La législation créerait des classifications fédérales pour les actifs numériques et diviserait la surveillance entre les deux régulateurs de marché. La CFTC recevrait l'autorité sur les marchés au comptant pour les actifs classés comme matières premières numériques, tandis que la SEC conserverait sa compétence sur les valeurs mobilières.
Les législateurs de la Chambre avaient précédemment adopté leur version du Clarity Act avec le soutien de membres des deux partis. Toute modification adoptée par le Sénat nécessiterait que les deux chambres approuvent un texte identique avant que la législation ne puisse parvenir à Trump.

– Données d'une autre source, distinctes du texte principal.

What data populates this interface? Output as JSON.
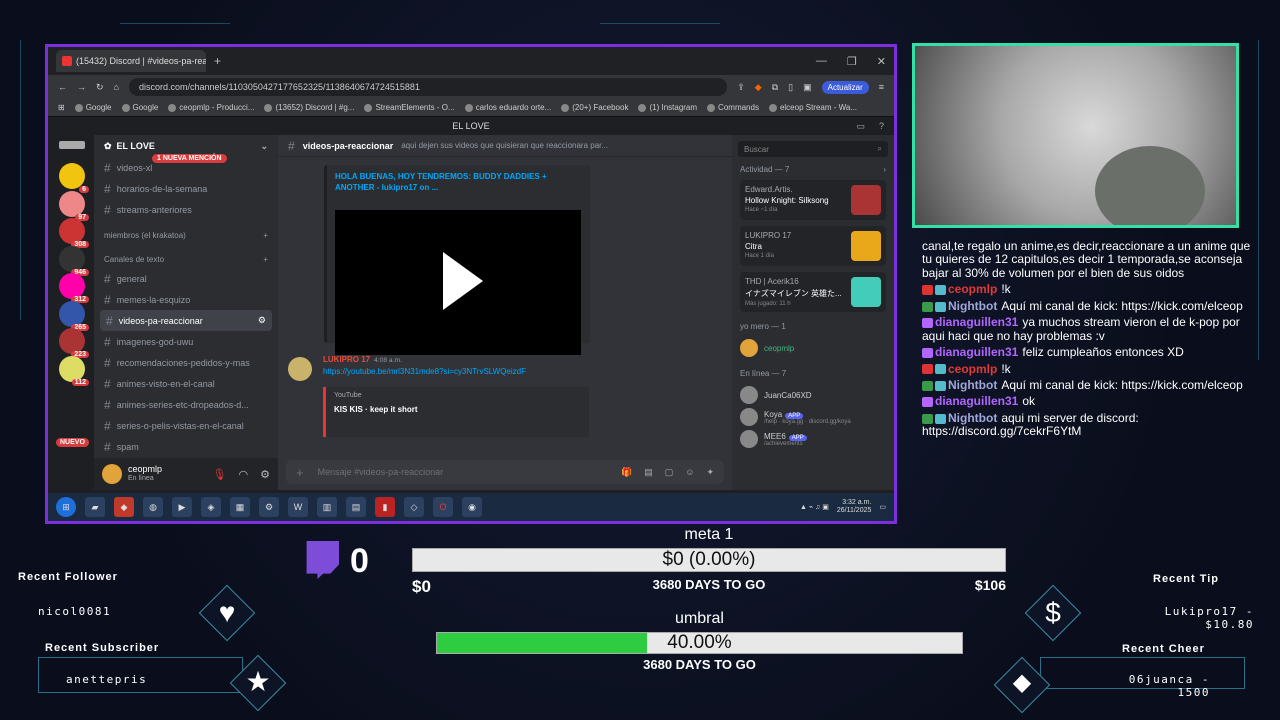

Le temps reste limité car les législateurs se préparent aux élections de mi-mandat de novembre. Reuters a rapporté que les entreprises de cryptomonnaies considèrent le calendrier législatif restant de 2026 comme une opportunité cruciale, tandis que les analystes ont décrit les perspectives du projet de loi comme incertaines en raison de l'opposition des démocrates et de plusieurs républicains.
Lummis, qui ne brigue pas un autre mandat au Sénat et quittera le Congrès en janvier 2027, a continué à presser les législateurs d'approuver la mesure. Dans une déclaration du 9 septembre, elle a soutenu que les États-Unis devraient établir leurs propres règles en matière de cryptomonnaies au lieu de permettre à des juridictions telles que Singapour ou les Émirats arabes unis de prendre les devants.
Si la motion reçoit au moins 60 voix, les dirigeants du Sénat peuvent passer au débat et programmer des votes sur les amendements. Moins de 60 voix empêcheraient la chambre de passer au projet de loi actuel, à moins que les dirigeants ne négocient de nouvelles conditions et ne programment une autre tentative procédurale.